Solution: DIY or professional help
If you want to go the DIY route to fixing your finances, you have options. A home equity loan or personal loan can clear the high-interest credit card balances and lower your credit utilization ratio. Understand, though, that the debt doesn’t go away. You still owe the money. Pay if off, don’t run up more debt (85 percent make this mistake...be very, very determined and careful), and you’ll make it.
If you can’t cut your cards up and leave them alone until they’re paid off (and you know who you are), get thee to a non-profit consumer credit counselor. This person can work through your expenses and income, find ways for you to save, and teach you to budget.
You may be offered a debt management plan (DMP).
A debt management plan may get you lower interest rates and payments, helping you become debt-free faster. However, make sure the creditors won’t report you paying “less than agreed” on your credit history; that could actually reduce your FICO score.
Make sure the plan will get you out of debt within five years. If not, consider bankruptcy; your problems may be too much for an out-of-court solution.
Homebuying may be in your future in 2025
Stick with your plan. Concentrate on paying down your credit balances. As your balances become smaller, the ratio between the amount of credit used and your available credit becomes lower and your FICO goes up.

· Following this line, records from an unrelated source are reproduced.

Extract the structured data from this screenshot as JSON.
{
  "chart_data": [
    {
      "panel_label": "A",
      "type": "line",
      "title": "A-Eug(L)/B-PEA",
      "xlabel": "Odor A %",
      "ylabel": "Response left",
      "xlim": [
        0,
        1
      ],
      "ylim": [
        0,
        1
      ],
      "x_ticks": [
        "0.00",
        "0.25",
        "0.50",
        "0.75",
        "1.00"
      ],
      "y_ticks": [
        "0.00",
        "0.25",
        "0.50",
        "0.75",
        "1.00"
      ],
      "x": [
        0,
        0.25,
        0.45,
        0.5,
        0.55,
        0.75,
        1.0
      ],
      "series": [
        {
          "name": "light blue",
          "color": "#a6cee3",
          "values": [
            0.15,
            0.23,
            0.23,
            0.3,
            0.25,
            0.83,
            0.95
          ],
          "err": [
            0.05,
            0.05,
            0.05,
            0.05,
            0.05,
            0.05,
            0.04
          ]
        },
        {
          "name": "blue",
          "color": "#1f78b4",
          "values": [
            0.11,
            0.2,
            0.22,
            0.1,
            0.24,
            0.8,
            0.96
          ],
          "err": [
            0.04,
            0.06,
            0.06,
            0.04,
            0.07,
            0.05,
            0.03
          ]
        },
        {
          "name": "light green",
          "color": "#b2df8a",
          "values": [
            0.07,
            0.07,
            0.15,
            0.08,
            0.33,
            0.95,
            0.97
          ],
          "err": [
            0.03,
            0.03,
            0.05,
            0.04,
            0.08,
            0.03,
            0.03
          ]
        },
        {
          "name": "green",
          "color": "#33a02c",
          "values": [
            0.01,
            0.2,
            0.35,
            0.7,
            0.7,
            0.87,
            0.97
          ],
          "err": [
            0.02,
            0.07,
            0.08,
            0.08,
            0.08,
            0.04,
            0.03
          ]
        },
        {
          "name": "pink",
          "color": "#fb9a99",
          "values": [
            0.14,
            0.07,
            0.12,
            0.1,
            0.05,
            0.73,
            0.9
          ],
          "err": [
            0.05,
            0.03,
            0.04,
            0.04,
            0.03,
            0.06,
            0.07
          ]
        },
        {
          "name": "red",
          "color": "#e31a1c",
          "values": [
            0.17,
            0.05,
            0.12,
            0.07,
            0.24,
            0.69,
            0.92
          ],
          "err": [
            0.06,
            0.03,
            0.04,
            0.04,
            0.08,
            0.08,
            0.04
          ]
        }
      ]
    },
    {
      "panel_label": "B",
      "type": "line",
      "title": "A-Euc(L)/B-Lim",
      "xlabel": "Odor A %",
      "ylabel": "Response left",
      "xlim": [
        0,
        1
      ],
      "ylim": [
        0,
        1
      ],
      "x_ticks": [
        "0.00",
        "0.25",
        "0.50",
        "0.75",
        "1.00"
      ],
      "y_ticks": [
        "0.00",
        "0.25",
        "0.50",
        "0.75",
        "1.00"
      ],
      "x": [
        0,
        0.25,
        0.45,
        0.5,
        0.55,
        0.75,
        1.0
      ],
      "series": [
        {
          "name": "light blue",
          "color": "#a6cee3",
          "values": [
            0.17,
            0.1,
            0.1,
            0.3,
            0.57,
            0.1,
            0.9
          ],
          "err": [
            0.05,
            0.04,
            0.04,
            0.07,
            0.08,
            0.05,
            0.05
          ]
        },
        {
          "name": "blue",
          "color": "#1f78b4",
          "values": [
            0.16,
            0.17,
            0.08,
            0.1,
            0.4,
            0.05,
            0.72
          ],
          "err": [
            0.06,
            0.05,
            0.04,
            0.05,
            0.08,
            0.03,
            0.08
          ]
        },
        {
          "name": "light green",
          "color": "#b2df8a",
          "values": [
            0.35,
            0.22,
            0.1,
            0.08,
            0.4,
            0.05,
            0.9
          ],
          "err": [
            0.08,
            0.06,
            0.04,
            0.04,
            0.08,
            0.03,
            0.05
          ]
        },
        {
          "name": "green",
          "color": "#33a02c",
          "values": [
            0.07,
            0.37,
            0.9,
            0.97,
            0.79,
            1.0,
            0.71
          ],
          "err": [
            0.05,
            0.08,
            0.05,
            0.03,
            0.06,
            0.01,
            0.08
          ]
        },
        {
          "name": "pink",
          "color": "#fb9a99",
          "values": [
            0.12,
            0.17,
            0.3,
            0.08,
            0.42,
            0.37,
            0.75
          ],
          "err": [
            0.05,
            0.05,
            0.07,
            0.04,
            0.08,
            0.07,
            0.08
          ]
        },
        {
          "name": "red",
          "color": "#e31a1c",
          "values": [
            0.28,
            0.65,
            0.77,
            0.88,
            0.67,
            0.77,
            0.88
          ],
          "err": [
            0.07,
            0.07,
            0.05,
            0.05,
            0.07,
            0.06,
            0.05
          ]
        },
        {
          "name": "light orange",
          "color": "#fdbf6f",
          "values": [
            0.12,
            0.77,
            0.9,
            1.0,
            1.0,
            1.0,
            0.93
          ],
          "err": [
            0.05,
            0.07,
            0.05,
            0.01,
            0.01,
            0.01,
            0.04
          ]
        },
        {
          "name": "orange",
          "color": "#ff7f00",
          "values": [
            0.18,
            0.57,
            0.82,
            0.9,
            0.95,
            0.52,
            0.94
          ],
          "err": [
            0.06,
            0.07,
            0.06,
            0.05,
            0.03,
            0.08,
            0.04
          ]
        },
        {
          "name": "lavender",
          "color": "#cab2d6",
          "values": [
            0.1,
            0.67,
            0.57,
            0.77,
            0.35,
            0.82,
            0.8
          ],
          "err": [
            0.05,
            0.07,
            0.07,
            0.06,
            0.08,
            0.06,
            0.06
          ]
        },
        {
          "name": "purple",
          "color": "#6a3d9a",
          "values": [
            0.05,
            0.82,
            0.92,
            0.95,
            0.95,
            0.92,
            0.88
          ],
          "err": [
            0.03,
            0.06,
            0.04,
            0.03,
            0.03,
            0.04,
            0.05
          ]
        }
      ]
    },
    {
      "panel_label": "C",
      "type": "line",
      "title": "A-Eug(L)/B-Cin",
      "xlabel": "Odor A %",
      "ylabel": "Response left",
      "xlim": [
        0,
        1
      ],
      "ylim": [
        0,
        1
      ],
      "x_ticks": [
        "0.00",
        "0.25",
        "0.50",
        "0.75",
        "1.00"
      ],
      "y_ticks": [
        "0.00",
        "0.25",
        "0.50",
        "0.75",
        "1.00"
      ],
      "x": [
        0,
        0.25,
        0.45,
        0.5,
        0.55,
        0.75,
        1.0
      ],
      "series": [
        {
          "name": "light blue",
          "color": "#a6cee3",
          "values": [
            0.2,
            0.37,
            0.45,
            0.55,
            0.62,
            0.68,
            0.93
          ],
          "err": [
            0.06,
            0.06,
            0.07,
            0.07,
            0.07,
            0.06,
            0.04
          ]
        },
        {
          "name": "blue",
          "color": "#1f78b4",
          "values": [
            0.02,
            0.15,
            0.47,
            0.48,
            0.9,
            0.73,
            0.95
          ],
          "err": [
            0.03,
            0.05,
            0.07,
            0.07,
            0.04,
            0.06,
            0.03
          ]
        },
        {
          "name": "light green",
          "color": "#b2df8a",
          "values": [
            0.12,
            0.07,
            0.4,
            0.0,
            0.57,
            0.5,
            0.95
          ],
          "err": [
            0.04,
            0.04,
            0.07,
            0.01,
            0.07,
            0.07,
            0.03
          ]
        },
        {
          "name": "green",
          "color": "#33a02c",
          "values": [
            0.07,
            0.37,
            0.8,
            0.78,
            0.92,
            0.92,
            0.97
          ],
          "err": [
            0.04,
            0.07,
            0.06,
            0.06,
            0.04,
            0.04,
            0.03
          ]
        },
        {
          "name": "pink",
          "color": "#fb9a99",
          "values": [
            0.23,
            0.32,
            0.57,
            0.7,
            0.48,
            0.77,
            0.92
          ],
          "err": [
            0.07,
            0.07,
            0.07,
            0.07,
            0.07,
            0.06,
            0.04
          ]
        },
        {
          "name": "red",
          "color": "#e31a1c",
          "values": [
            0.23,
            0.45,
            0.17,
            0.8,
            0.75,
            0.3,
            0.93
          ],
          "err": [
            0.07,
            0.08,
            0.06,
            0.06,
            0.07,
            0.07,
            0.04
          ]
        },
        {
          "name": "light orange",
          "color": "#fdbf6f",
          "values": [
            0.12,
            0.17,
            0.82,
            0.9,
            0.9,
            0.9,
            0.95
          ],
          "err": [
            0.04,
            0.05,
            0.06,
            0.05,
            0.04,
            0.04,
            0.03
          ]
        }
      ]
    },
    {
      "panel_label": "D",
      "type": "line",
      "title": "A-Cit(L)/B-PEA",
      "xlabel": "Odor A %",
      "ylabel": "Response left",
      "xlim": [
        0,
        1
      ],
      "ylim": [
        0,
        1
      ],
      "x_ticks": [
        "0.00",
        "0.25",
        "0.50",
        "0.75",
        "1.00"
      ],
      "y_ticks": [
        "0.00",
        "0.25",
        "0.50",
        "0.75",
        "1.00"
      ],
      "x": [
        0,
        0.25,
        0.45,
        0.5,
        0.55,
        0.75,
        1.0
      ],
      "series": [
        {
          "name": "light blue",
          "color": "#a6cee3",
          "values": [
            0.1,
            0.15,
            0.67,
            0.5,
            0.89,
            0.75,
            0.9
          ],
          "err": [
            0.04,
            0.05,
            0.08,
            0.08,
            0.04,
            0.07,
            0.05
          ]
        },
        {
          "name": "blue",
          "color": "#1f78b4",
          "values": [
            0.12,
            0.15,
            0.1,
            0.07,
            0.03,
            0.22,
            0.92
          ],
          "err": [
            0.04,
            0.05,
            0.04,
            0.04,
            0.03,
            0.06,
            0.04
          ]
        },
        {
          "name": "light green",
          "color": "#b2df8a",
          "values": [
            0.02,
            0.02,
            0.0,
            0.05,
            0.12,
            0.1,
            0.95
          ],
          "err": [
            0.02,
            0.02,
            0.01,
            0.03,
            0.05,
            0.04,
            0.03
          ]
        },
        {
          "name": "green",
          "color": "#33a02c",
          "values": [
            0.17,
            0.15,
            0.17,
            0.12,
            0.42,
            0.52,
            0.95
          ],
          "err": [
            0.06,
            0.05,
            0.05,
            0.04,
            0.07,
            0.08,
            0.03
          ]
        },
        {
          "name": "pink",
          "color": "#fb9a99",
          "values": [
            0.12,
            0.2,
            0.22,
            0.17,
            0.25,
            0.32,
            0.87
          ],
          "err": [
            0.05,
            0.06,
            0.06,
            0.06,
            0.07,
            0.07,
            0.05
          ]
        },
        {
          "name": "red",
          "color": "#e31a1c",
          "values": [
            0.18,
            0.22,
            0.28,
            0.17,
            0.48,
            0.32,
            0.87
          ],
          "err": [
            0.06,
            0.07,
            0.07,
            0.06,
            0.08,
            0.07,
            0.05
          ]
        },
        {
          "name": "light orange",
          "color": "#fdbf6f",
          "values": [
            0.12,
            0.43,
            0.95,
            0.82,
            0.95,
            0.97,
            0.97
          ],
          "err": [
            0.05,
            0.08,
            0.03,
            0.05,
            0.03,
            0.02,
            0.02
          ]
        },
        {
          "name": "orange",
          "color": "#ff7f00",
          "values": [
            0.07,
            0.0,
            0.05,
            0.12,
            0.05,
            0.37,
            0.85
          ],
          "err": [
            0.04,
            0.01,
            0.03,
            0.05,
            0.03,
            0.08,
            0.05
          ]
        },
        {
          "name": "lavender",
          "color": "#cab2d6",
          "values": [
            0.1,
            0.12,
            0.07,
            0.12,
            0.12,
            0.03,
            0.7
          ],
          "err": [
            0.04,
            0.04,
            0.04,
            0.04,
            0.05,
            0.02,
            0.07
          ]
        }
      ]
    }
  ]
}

Set your bills up to be paid automatically, on time. You’ll accumulate an on-time payment history (on time, for credit reporting purposes, is within 30 days of the due date).
Check your credit history and score. Then look for programs to help with down payments, closing costs and home buyer education. A good mortgage lender can point you in the right direction.
What are today’s mortgage rates?
Today’s mortgage rates depend a lot on your credit rating and down payment. Suffering from any of the above problems might not prevent you from buying a home, but improving your FICO score will almost always save you money.